Спасибо хоть однотипный и не притязательный сельский вид, открывающийся по ходу движения поезда сквозь приспущенную шторку окна напротив незаметно вернул меня к мирной, благополучной действительности. Аж, не верилось, что такое бывает, настолько сильно я отвык от воли. А вот в самой камере – «купе», том же «обезьяннике», окна, к сожалению, не было (предвижу, как кто-нибудь, прочтя это, воскликнет – мол, размечтался!) более того, оно там даже и не подразумевалось, а на его месте во всю стену тянулся серый фанерный лист, плотно подогнанный на стыках, ну точно в непотопляемой субмарине или в бункере у Сталина или Гитлера; хотя, если не много подумать, то может и это не совсем верно – ведь я там никогда не был. Просто мне пришли тогда на ум эти случайные, надуманные сравнения, и я не удосужился напрячь мозги, чтобы поменять их на более подходящее. Да и не до того мне, признаться, было, ибо, для этого необходимо спокойствие, а в нашем «столыпинском» общежитии постоянно что-нибудь случалось, не давая развиться как следует мысли; так, дополняя в кровь адреналин, к уже имеющемуся, к нам туда неожиданно влетели три летучие мыши, сделали быстрый, стремительный круг и вырвались наружу – это были тени от тянувшихся вдоль железнодорожного полотна бетонных столбов. Я вот успел это быстренько осмыслить и не удариться в панику, зато «Бешеный пес» перепугался до смерти, прикрывшись от них той самой, с изображением оскалившейся псины, (то бишь, по мнению редакции, его точный аналог) печатной продукцией.



- Что это было? Что?



- История твоей болезни. Ну-ка, покажи-ка лучше, что там про тебя четвертая власть пишет? Похвально! – начал я заговаривать ему зубы. Весь лицевой лист тебе одному отдан. «Бешеным псом» тебя называют. Ну это, допустим, уже ни для кого не новость.

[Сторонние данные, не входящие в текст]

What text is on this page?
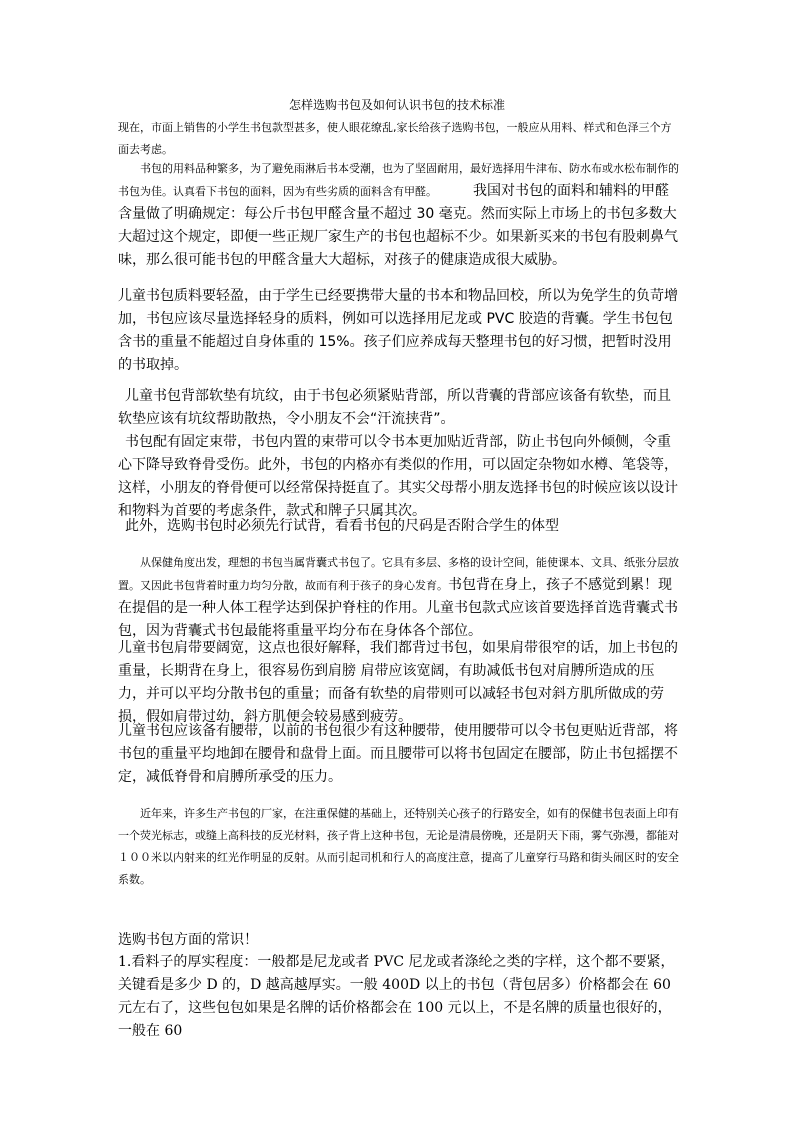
怎样选购书包及如何认识书包的技术标准

现在，市面上销售的小学生书包款型甚多，使人眼花缭乱,家长给孩子选购书包，一般应从用料、样式和色泽三个方面去考虑。

书包的用料品种繁多，为了避免雨淋后书本受潮，也为了坚固耐用，最好选择用牛津布、防水布或水松布制作的书包为佳。认真看下书包的面料，因为有些劣质的面料含有甲醛。	我国对书包的面料和辅料的甲醛含量做了明确规定：每公斤书包甲醛含量不超过 30 毫克。然而实际上市场上的书包多数大大超过这个规定，即便一些正规厂家生产的书包也超标不少。如果新买来的书包有股刺鼻气味，那么很可能书包的甲醛含量大大超标，对孩子的健康造成很大威胁。

儿童书包质料要轻盈，由于学生已经要携带大量的书本和物品回校，所以为免学生的负苛增加，书包应该尽量选择轻身的质料，例如可以选择用尼龙或 PVC 胶造的背囊。学生书包包含书的重量不能超过自身体重的 15%。孩子们应养成每天整理书包的好习惯，把暂时没用的书取掉。

儿童书包背部软垫有坑纹，由于书包必须紧贴背部，所以背囊的背部应该备有软垫，而且软垫应该有坑纹帮助散热，令小朋友不会“汗流挟背”。

书包配有固定束带，书包内置的束带可以令书本更加贴近背部，防止书包向外倾侧，令重心下降导致脊骨受伤。此外，书包的内格亦有类似的作用，可以固定杂物如水樽、笔袋等，这样，小朋友的脊骨便可以经常保持挺直了。其实父母帮小朋友选择书包的时候应该以设计和物料为首要的考虑条件，款式和牌子只属其次。

此外，选购书包时必须先行试背，看看书包的尺码是否附合学生的体型

从保健角度出发，理想的书包当属背囊式书包了。它具有多层、多格的设计空间，能使课本、文具、纸张分层放置。又因此书包背着时重力均匀分散，故而有利于孩子的身心发育。书包背在身上，孩子不感觉到累！现在提倡的是一种人体工程学达到保护脊柱的作用。儿童书包款式应该首要选择首选背囊式书包，因为背囊式书包最能将重量平均分布在身体各个部位。

儿童书包肩带要阔宽，这点也很好解释，我们都背过书包，如果肩带很窄的话，加上书包的重量，长期背在身上，很容易伤到肩膀 肩带应该宽阔，有助减低书包对肩膊所造成的压力，并可以平均分散书包的重量；而备有软垫的肩带则可以减轻书包对斜方肌所做成的劳损，假如肩带过幼，斜方肌便会较易感到疲劳。

儿童书包应该备有腰带，以前的书包很少有这种腰带，使用腰带可以令书包更贴近背部，将书包的重量平均地卸在腰骨和盘骨上面。而且腰带可以将书包固定在腰部，防止书包摇摆不定，减低脊骨和肩膊所承受的压力。

近年来，许多生产书包的厂家，在注重保健的基础上，还特别关心孩子的行路安全，如有的保健书包表面上印有一个荧光标志，或缝上高科技的反光材料，孩子背上这种书包，无论是清晨傍晚，还是阴天下雨，雾气弥漫，都能对１００米以内射来的红光作明显的反射。从而引起司机和行人的高度注意，提高了儿童穿行马路和街头闹区时的安全系数。

选购书包方面的常识！

1.看料子的厚实程度：一般都是尼龙或者 PVC 尼龙或者涤纶之类的字样，这个都不要紧，关键看是多少 D 的，D 越高越厚实。一般 400D 以上的书包（背包居多）价格都会在 60 元左右了，这些包包如果是名牌的话价格都会在 100 元以上，不是名牌的质量也很好的，一般在 60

Вероятно, от нечего делать, я бы позубоскалил об этом гораздо дольше, но тут вдруг «обиженный» Коля, неудачно повернувшись во сне, упал к нашим ногам с верхней, третьей полки. Сам-то не пострадал, зато зацепился растопыренной пятерней за так и не убранную еще после ознакомления газету, которая – каюсь! – к моему превеликому удовольствию, разлетелась на клочки, что конфетти, из взорванной хлопушки. Я думал, что «Бешеный пес» убьет его за это. – такая невосполнимая утрата, как же…



- Ты что, придурок, вообще «офонарел»? Привязываться нужно, - накинулся он на него быстренько снятым с ноги тапочком, так как подобную категорию арестантов-отщепенцев, по тюремным, «воровским», понятиям порядочному люду, бить кулаками не полагается – вроде как не мараться чтобы. А ногами, стало быть, жестоко очень.



- Тише, тише… Только без живодерства. Со всяким бывает. Кстати, я вспомнил, мне попадалась уже раньше в руки эта статейка. Я тебе сейчас расскажу, о чем в ней пишут, - попытался я, в очередной раз, отвлечь его внимание, ну и заодно разрядить обстановку.



-Правда?



- Да. Сейчас только этот «Чебурашкин» уберется от сюда. Ты не ушибся случайно господин хороший? Или не очень хороший. А то и совсем не хороший, - как тут обратиться точнее даже не знаю. Так что, живой, что ли?



- Вроде да.



- Ну, тогда давай «чехли» куда подальше – видишь же сам, что развернуться негде, - напутствовал я его, не церемонясь.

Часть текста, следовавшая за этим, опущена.